The splicing factor QKI inhibits metastasis by modulating alternative splicing of E-Syt2 in papillary thyroid carcinoma

Alternative splicing (AS) plays a crucial role in the hallmarks of cancer and can open new avenues for targeted therapies. However, the aberrant AS events and the metastatic cascade in papillary thyroid carcinoma (PTC) remain largely unclear.
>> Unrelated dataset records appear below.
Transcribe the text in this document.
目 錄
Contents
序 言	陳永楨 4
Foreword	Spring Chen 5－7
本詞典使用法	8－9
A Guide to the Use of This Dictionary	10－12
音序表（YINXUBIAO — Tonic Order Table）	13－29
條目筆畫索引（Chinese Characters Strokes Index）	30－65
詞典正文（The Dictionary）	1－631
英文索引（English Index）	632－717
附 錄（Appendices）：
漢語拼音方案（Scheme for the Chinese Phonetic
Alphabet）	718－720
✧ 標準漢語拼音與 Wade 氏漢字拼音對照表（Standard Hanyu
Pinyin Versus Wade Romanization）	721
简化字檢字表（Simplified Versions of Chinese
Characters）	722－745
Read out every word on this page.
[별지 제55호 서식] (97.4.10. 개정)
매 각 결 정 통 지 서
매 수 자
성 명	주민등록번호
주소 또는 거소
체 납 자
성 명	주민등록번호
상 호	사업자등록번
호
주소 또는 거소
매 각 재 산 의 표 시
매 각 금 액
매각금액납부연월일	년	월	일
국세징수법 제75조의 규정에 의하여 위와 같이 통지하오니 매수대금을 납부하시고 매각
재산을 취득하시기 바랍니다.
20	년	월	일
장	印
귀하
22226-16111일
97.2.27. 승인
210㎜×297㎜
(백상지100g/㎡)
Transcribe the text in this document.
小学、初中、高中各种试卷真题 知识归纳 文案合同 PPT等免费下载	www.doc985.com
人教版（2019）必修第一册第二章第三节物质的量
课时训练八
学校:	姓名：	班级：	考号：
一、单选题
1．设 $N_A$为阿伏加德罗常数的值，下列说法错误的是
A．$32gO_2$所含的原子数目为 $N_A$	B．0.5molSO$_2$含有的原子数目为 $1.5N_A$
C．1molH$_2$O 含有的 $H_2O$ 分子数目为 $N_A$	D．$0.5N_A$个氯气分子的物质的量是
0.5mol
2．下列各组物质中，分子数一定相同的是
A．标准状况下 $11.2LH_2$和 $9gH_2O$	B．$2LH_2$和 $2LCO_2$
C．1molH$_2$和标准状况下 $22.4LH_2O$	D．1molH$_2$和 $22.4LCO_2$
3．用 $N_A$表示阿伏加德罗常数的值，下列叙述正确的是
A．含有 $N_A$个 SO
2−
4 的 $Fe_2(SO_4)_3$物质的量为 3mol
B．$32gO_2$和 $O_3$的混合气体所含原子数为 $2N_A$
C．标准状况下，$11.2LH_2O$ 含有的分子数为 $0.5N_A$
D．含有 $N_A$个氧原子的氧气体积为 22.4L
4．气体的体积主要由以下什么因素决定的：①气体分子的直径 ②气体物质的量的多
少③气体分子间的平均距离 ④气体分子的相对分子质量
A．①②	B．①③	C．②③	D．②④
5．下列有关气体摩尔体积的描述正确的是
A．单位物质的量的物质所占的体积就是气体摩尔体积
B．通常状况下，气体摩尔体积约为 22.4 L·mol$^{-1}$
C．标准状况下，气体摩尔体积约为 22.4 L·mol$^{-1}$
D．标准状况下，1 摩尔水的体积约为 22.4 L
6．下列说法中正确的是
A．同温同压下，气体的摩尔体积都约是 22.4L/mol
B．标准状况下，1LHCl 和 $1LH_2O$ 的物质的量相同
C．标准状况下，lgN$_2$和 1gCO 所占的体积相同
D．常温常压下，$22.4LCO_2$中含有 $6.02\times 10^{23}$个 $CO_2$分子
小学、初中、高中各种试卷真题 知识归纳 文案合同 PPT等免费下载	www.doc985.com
Here, we identify the splicing factor, quaking protein (QKI), which was significantly downregulated in PTC and correlated with poor survival outcomes in patients with PTC. Functional studies indicated that low expression of QKI promoted the PTC cell growth and metastasis in vitro and in vivo. Mechanistically, low QKI induced exon 14 retention of extended synaptotagmin 2 (E-Syt2) and produced a long isoform transcript (termed E-Syt2L) that acted as an important oncogenic factor of PTC metastasis. Notably, overexpression of long non-coding RNA eosinophil granule ontogeny transcript (EGOT) physically binds to QKI and suppressed its activity by inhibiting ubiquitin specific peptidase 25 (USP25) mediated deubiquitination and subsequent degradation of QKI. Collectively, these data demonstrate the novel mechanistic links between the splicing factor QKI and splicing event in PTC metastasis and support the potential utility of targeting splicing events as a therapeutic strategy for PTC.